Das Paradoxe: Eine energetische Sanierung rechnet sich fast immer. Wer heute 40.000 Euro in neue Dämmung, Fenster und eine Wärmepumpe investiert, spart über 20 Jahre in vielen Fällen mehr als das Doppelte an Energiekosten. Trotzdem sanieren die meisten Eigentümer nicht – weil die Anfangsinvestition hoch ist, Förderprogramme komplex und bürokratisch, und das Vertrauen in Handwerksbetriebe oft gering.

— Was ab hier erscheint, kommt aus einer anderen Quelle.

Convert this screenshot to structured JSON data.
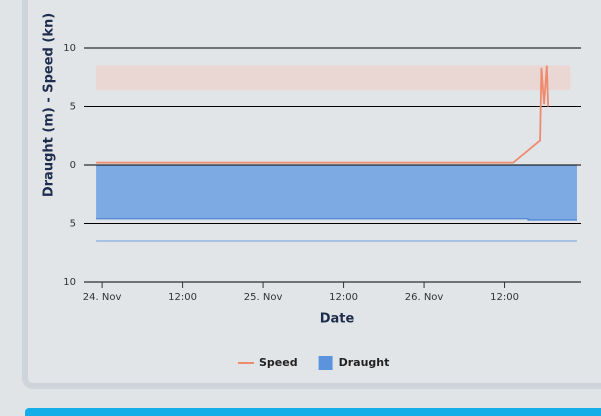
{
  "chart_data": {
    "type": "line",
    "x_label": "Date",
    "y_label": "Draught (m) - Speed (kn)",
    "xlim": [
      -2.7,
      71.4
    ],
    "xticks": [
      {
        "value": 0,
        "label": "24. Nov"
      },
      {
        "value": 12,
        "label": "12:00"
      },
      {
        "value": 24,
        "label": "25. Nov"
      },
      {
        "value": 36,
        "label": "12:00"
      },
      {
        "value": 48,
        "label": "26. Nov"
      },
      {
        "value": 60,
        "label": "12:00"
      }
    ],
    "ylim": [
      -10,
      10
    ],
    "yticks": [
      {
        "value": -10,
        "label": "10"
      },
      {
        "value": -5,
        "label": "5"
      },
      0,
      5,
      10
    ],
    "grid": true,
    "plot_band": {
      "from": 6.4,
      "to": 8.5,
      "x_from": -0.9,
      "x_to": 69.8,
      "color": "#ead6d3"
    },
    "reference_line": {
      "value": -6.5,
      "x_from": -0.9,
      "x_to": 70.8,
      "color": "#6a9de0"
    },
    "series": [
      {
        "name": "Speed",
        "type": "line",
        "color": "#ee8a6e",
        "x": [
          -0.9,
          61.3,
          65.3,
          65.5,
          65.9,
          66.3,
          66.5
        ],
        "values": [
          0.2,
          0.2,
          2.1,
          8.3,
          5.2,
          8.5,
          5.0
        ]
      },
      {
        "name": "Draught",
        "type": "area",
        "color": "#7eaae4",
        "legend_color": "#5b93dd",
        "x": [
          -0.9,
          63.5,
          63.5,
          70.8
        ],
        "values": [
          -4.6,
          -4.6,
          -4.7,
          -4.7
        ]
      }
    ]
  }
}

Das Potenzial ist enorm. Würden allein die Ein- und Zweifamilienhäuser aus den 1960er und 1970er Jahren auf modernen Standard gebracht, könnten die Emissionen des Sektors bis 2035 halbiert werden. Die Lösung liegt nicht in technischen Innovationen, sondern in besserer Beratung, einfacheren Förderstrukturen und einer handwerklichen Kapazität, die mit der Nachfrage mithalten kann.